BMC Psychiatry (Jan 2019)
The improvement in neurocognitive functioning in anorexia nervosa adolescents throughout the integrative model of psychotherapy including cognitive remediation therapy
Abstract
Abstract Background Patients with anorexia nervosa (AN) experience difficulties in neurocognitive functioning in the acute phase of illness which might be related to clinical presentation, but also in the apparently remitted state after weight recovery. Among the most commonly reported persistent deficits is cognitive inflexibility, which can be interpreted as a vulnerability trait or a “neuropsychological scar” reflecting the detrimental effect of prolonged semi-starvation in patients with a long duration of illness.

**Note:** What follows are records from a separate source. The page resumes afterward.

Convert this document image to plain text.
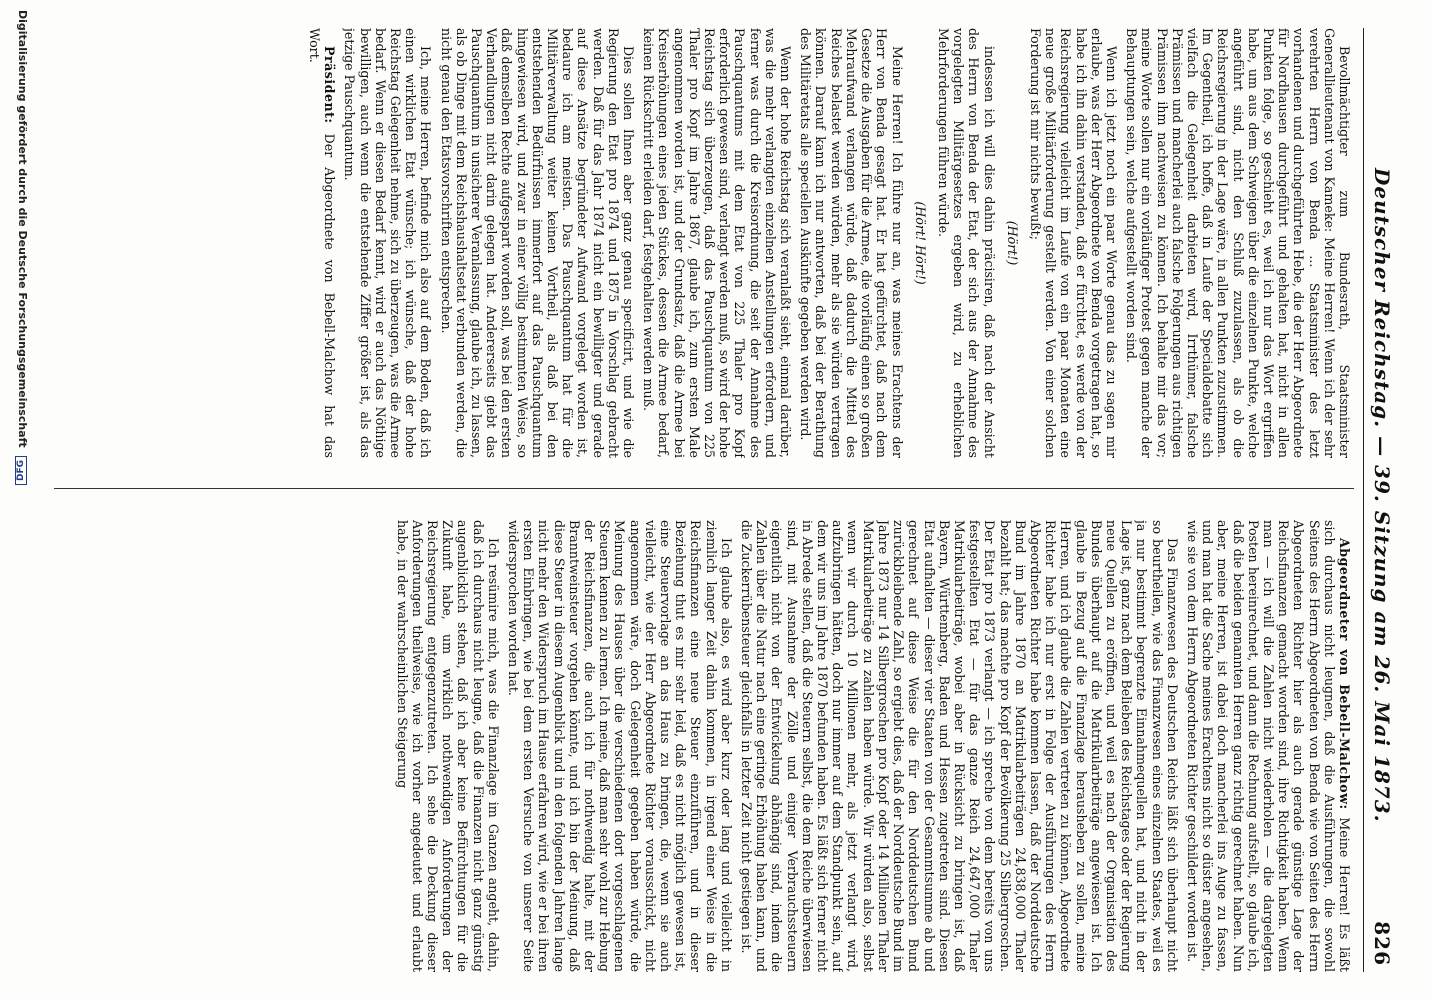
Deutscher Reichstag. — 39. Sitzung am 26. Mai 1873.
826

Bevollmächtigter zum Bundesrath, Staatsminister Generallieutenant von Kameke: Meine Herren! Wenn ich der sehr verehrten Herrn von Benda ... Staatsminister des letzt vorhandenen und durchgeführten Hebe, die der Herr Abgeordnete für Nordhausen durchgeführt und gehalten hat, nicht in allen Punkten folge, so geschieht es, weil ich nur das Wort ergriffen habe, um aus dem Schweigen über die einzelnen Punkte, welche angeführt sind, nicht den Schluß zuzulassen, als ob die Reichsregierung in der Lage wäre, in allen Punkten zuzustimmen. Im Gegentheil, ich hoffe, daß in Laufe der Specialdebatte sich vielfach die Gelegenheit darbieten wird, Irrthümer, falsche Prämissen und mancherlei auch falsche Folgerungen aus richtigen Prämissen ihm nachweisen zu können. Ich behalte mir das vor; meine Worte sollen nur ein vorläufiger Protest gegen manche der Behauptungen sein, welche aufgestellt worden sind.

Wenn ich jetzt noch ein paar Worte genau das zu sagen mir erlaube, was der Herr Abgeordnete von Benda vorgetragen hat, so habe ich ihn dahin verstanden, daß er fürchtet, es werde von der Reichsregierung vielleicht im Laufe von ein paar Monaten eine neue große Militärforderung gestellt werden. Von einer solchen Forderung ist mir nichts bewußt;

(Hört!)

indessen ich will dies dahin präcisiren, daß nach der Ansicht des Herrn von Benda der Etat, der sich aus der Annahme des vorgelegten Militärgesetzes ergeben wird, zu erheblichen Mehrforderungen führen würde.

(Hört! Hört!)

Meine Herren! Ich führe nur an, was meines Erachtens der Herr von Benda gesagt hat. Er hat gefürchtet, daß nach dem Gesetze die Ausgaben für die Armee, die vorläufig einen so großen Mehraufwand verlangen würde, daß dadurch die Mittel des Reiches belastet werden würden, mehr als sie würden vertragen können. Darauf kann ich nur antworten, daß bei der Berathung des Militäretats alle speciellen Auskünfte gegeben werden wird.

Wenn der hohe Reichstag sich veranlaßt sieht, einmal darüber, was die mehr verlangten einzelnen Anstellungen erfordern, und ferner was durch die Kreisordnung, die seit der Annahme des Pauschquantums mit dem Etat von 225 Thaler pro Kopf erforderlich gewesen sind, verlangt werden muß, so wird der hohe Reichstag sich überzeugen, daß das Pauschquantum von 225 Thaler pro Kopf im Jahre 1867, glaube ich, zum ersten Male angenommen worden ist, und der Grundsatz, daß die Armee bei Kreiserhöhungen eines jeden Stückes, dessen die Armee bedarf, keinen Rückschritt erleiden darf, festgehalten werden muß.

Dies sollen Ihnen aber ganz genau specificirt, und wie die Regierung den Etat pro 1874 und 1875 in Vorschlag gebracht werden. Daß für das Jahr 1874 nicht ein bewilligter und gerade auf diese Ansätze begründeter Aufwand vorgelegt worden ist, bedaure ich am meisten. Das Pauschquantum hat für die Militärverwaltung weiter keinen Vortheil, als daß bei den entstehenden Bedürfnissen immerfort auf das Pauschquantum hingewiesen wird, und zwar in einer völlig bestimmten Weise, so daß demselben Rechte aufgespart worden soll, was bei den ersten Verhandlungen nicht darin gelegen hat. Andererseits giebt das Pauschquantum in unsicherer Veranlassung, glaube ich, zu lassen, als ob Dinge mit dem Reichshaushaltsetat verbunden werden, die nicht genau den Etatsvorschriften entsprechen.

Ich, meine Herren, befinde mich also auf dem Boden, daß ich einen wirklichen Etat wünsche; ich wünsche, daß der hohe Reichstag Gelegenheit nehme, sich zu überzeugen, was die Armee bedarf. Wenn er diesen Bedarf kennt, wird er auch das Nöthige bewilligen, auch wenn die entstehende Ziffer größer ist, als das jetzige Pauschquantum.

Präsident: Der Abgeordnete von Bebell-Malchow hat das Wort.

Abgeordneter von Bebell-Malchow: Meine Herren! Es läßt sich durchaus nicht leugnen, daß die Ausführungen, die sowohl Seitens des Herrn Abgeordneten von Benda wie von Seiten des Herrn Abgeordneten Richter hier als auch gerade günstige Lage der Reichsfinanzen gemacht worden sind, ihre Richtigkeit haben. Wenn man — ich will die Zahlen nicht wiederholen — die dargelegten Posten hereinrechnet, und dann die Rechnung aufstellt, so glaube ich, daß die beiden genannten Herren ganz richtig gerechnet haben. Nun aber, meine Herren, ist dabei doch mancherlei ins Auge zu fassen, und man hat die Sache meines Erachtens nicht so düster angesehen, wie sie von dem Herrn Abgeordneten Richter geschildert worden ist.

Das Finanzwesen des Deutschen Reichs läßt sich überhaupt nicht so beurtheilen, wie das Finanzwesen eines einzelnen Staates, weil es ja nur bestimmt begrenzte Einnahmequellen hat, und nicht in der Lage ist, ganz nach dem Belieben des Reichstages oder der Regierung neue Quellen zu eröffnen, und weil es nach der Organisation des Bundes überhaupt auf die Matrikularbeiträge angewiesen ist. Ich glaube in Bezug auf die Finanzlage herausheben zu sollen, meine Herren, und ich glaube die Zahlen vertreten zu können, Abgeordnete Richter habe ich nur erst in Folge der Ausführungen des Herrn Abgeordneten Richter habe kommen lassen, daß der Norddeutsche Bund im Jahre 1870 an Matrikularbeiträgen 24,838,000 Thaler bezahlt hat; das machte pro Kopf der Bevölkerung 25 Silbergroschen. Der Etat pro 1873 verlangt — ich spreche von dem bereits von uns festgestellten Etat — für das ganze Reich 24,647,000 Thaler Matrikularbeiträge, wobei aber in Rücksicht zu bringen ist, daß Bayern, Württemberg, Baden und Hessen zugetreten sind. Diesen Etat aufhalten — dieser vier Staaten von der Gesammtsumme ab und gerechnet auf diese Weise die für den Norddeutschen Bund zurückbleibende Zahl, so ergiebt dies, daß der Norddeutsche Bund im Jahre 1873 nur 14 Silbergroschen pro Kopf oder 14 Millionen Thaler Matrikularbeiträge zu zahlen haben würde. Wir würden also, selbst wenn wir durch 10 Millionen mehr, als jetzt verlangt wird, aufzubringen hätten, doch nur immer auf dem Standpunkt sein, auf dem wir uns im Jahre 1870 befunden haben. Es läßt sich ferner nicht in Abrede stellen, daß die Steuern selbst, die dem Reiche überwiesen sind, mit Ausnahme der Zölle und einiger Verbrauchssteuern eigentlich nicht von der Entwickelung abhängig sind, indem die Zahlen über die Natur nach eine geringe Erhöhung haben kann, und die Zuckerrübensteuer gleichfalls in letzter Zeit nicht gestiegen ist.

Ich glaube also, es wird aber kurz oder lang und vielleicht in ziemlich langer Zeit dahin kommen, in irgend einer Weise in die Reichsfinanzen eine neue Steuer einzuführen, und in dieser Beziehung thut es mir sehr leid, daß es nicht möglich gewesen ist, eine Steuervorlage an das Haus zu bringen, die, wenn sie auch vielleicht, wie der Herr Abgeordnete Richter vorausschickt, nicht angenommen wäre, doch Gelegenheit gegeben haben würde, die Meinung des Hauses über die verschiedenen dort vorgeschlagenen Steuern kennen zu lernen. Ich meine, daß man sehr wohl zur Hebung der Reichsfinanzen, die auch ich für nothwendig halte, mit der Branntweinsteuer vorgehen könnte, und ich bin der Meinung, daß diese Steuer in diesem Augenblick und in den folgenden Jahren lange nicht mehr den Widerspruch im Hause erfahren wird, wie er bei ihren ersten Einbringen, wie bei dem ersten Versuche von unserer Seite widersprochen worden hat.

Ich resümire mich, was die Finanzlage im Ganzen angeht, dahin, daß ich durchaus nicht leugne, daß die Finanzen nicht ganz günstig augenblicklich stehen, daß ich aber keine Befürchtungen für die Zukunft habe, um wirklich nothwendigen Anforderungen der Reichsregierung entgegenzutreten. Ich sehe die Deckung dieser Anforderungen theilweise, wie ich vorher angedeutet und erlaubt habe, in der wahrscheinlichen Steigerung

Digitalisierung gefördert durch die Deutsche Forschungsgemeinschaft DFG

Studies of adolescent samples with a relatively short clinical course may enable avoiding the effect of prolonged illness and help to determine whether neuropsychological deficits are trait or state dependent. The aim of this study is to assess cognitive functioning in adolescents with AN before and after the inpatient treatment programme, including cognitive remediation therapy (CRT). Methods Forty-seven adolescent female inpatients with AN diagnosed according to DSM-5 and fifty healthy female adolescents matched for the education level and age were recruited. The patients underwent a multimodal treatment including a ten-week CRT. The standardized and cross-validated neuropsychological (Trail Making Test – TMT A and B, Color-Word Stroop Task – CWST, Ruff Figural Fluency Test – RFFT) and clinical measurements (Beck Depression Inventory – BDI, Eating Attitude Test – EAT-26, Yale-Brown Obsessive Compulsive Scale – Y-BOCS) were used to assess both clinical (in the acute phase and after partial weight recovery) and control subjects. Results Initially, AN patients performed significantly worse compared to the controls, but afterwards, inpatient treatment improvement was noted on all examined measures. In a few subtests (TMT, CWST) performance of AN patients after the programme was still significantly poorer than in HC. Conclusions Cognitive inflexibility in adolescent AN patients, as measured with TMT, CWST, and RFFT tends to improve after therapy. Nevertheless, a few neuropsychological subtests which did not show complete normalization may warrant attention in subsequent studies. Further research including control intervention is needed to conclude whether CRT intervention affects the outcome.